One of the most important things to remember about using any MIDI to Light converter with a sequencer: make the most of the facilities for naming. Many sequencers will let you name Notes and Program Changes, and I have shown this in the accompanying screen shots. By naming events in this way, you automatically make it much easier to edit your lighting sequences, particularly when you come back to them at a later date, and especially if you use more than one of the many possible methods for controlling lighting via MIDI.

Of course, using the power of a modern sequencer extends beyond naming events. Installing a lighting controller can be accomplished with just a little rewiring of your MIDI system, though this is much easier if your MIDI switching matrix box is controlled by a computer. Being able to quickly wire up and verify that something is working in this way can save a lot of time and effort.

    Stage lighting systems are a bit like a view into a world where MIDI was never invented. Several competing proprietary analogue and digital control systems mix and match with each other and also with some emerging standards. MIDI provides some hooks into lighting systems, but on a small scale, a stand‑alone, MIDI sequencer‑driven lighting controller box offers an opportunity to improve stage presence without breaking the bank.
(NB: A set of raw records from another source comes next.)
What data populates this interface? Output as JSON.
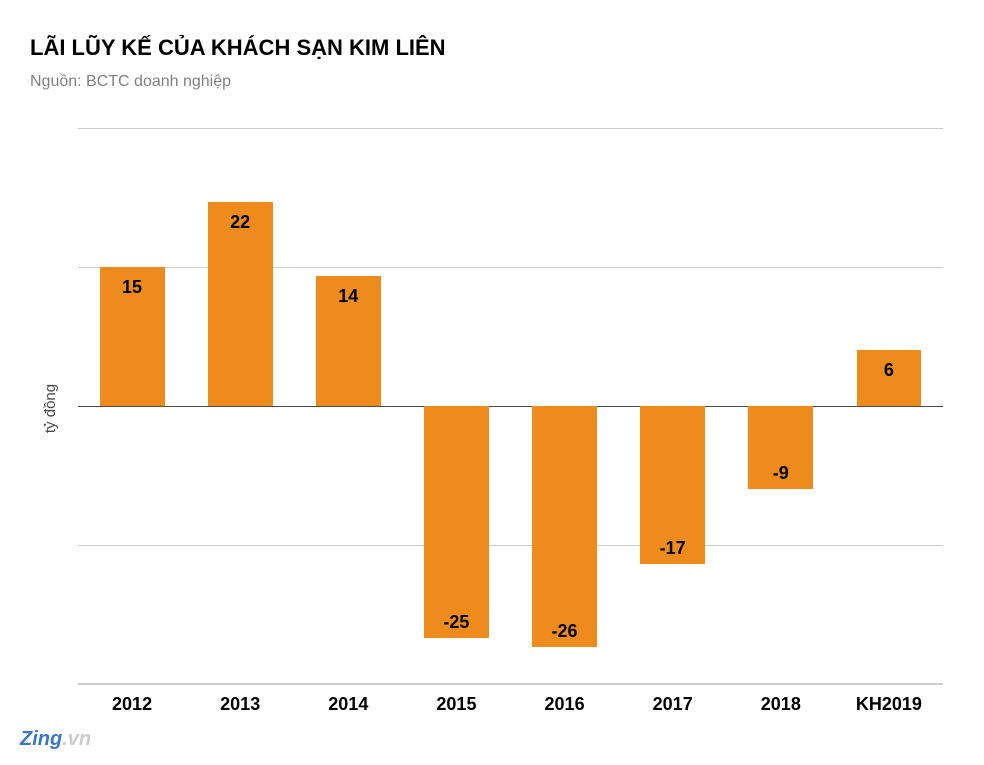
{
  "chart": {
    "type": "bar",
    "title": "LÃI LŨY KẾ CỦA KHÁCH SẠN KIM LIÊN",
    "subtitle": "Nguồn: BCTC doanh nghiệp",
    "ylabel": "tỷ đồng",
    "title_fontsize": 22,
    "title_color": "#000000",
    "subtitle_fontsize": 16,
    "subtitle_color": "#808080",
    "label_fontsize": 18,
    "bar_color": "#ed8b1c",
    "grid_color": "#cccccc",
    "zero_line_color": "#4a4a4a",
    "background_color": "#ffffff",
    "bar_width_ratio": 0.6,
    "ylim": [
      -30,
      30
    ],
    "grid_lines_at": [
      30,
      15,
      0,
      -15,
      -30
    ],
    "categories": [
      "2012",
      "2013",
      "2014",
      "2015",
      "2016",
      "2017",
      "2018",
      "KH2019"
    ],
    "values": [
      15,
      22,
      14,
      -25,
      -26,
      -17,
      -9,
      6
    ],
    "watermark": {
      "zing": "Zing",
      "vn": ".vn",
      "zing_color": "#3a77cc",
      "vn_color": "#cccccc"
    }
  }
}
And there are probably a few fun things that can be arranged with switchable mains power supplies: bubble machines, TVs, sirens, explosions and flashes... If you were to go looking for a MIDI‑controlled flashing light, you would probably be unsuccessful, but with a 12V transformer and a rotating beacon from the RS catalogue, you can be there. It adds a new meaning to multimedia, doesn't it?

Program Changes

  • 1 All Off
  • 2‑10 GM Drums on Channel 10
  • 11‑14 Yamaha Drums on Channel 16
  • 15‑18 Korg Drums on Channel 8
  • 19‑30 Keyboard maps for 8 notes (on control channel)
  • 31‑80 Preset Scenes
  • 81‑96 Preset Chases
  • 97 Start Chase
  • 98 Stop Chase
  • 99 Start Strobe
  • 100‑116 Choose Intensity Ramp (100 = fastest)
  • 117 Select Factory Presets (no effect on Starlite)
  • 118 8th notes MIDI Clock
  • 119 quarter notes MIDI Clock
  • 120 half notes MIDI Clock
  • 121‑127 Future enhancements


  • No frills lighting control.
  • Eight channels of 300W = 2.4kW.
  • Responds to MIDI Notes and Program Changes.
  • GM Compatible drum mode.


  • No mains power switch.
  • Small channel LEDs.


Some initial effort is required to set up your sequencer with meaningful program names, but once this is done, Starlite provides a neat and very inexpensive way of adding a relatively sophisticated light show to your MIDI setup.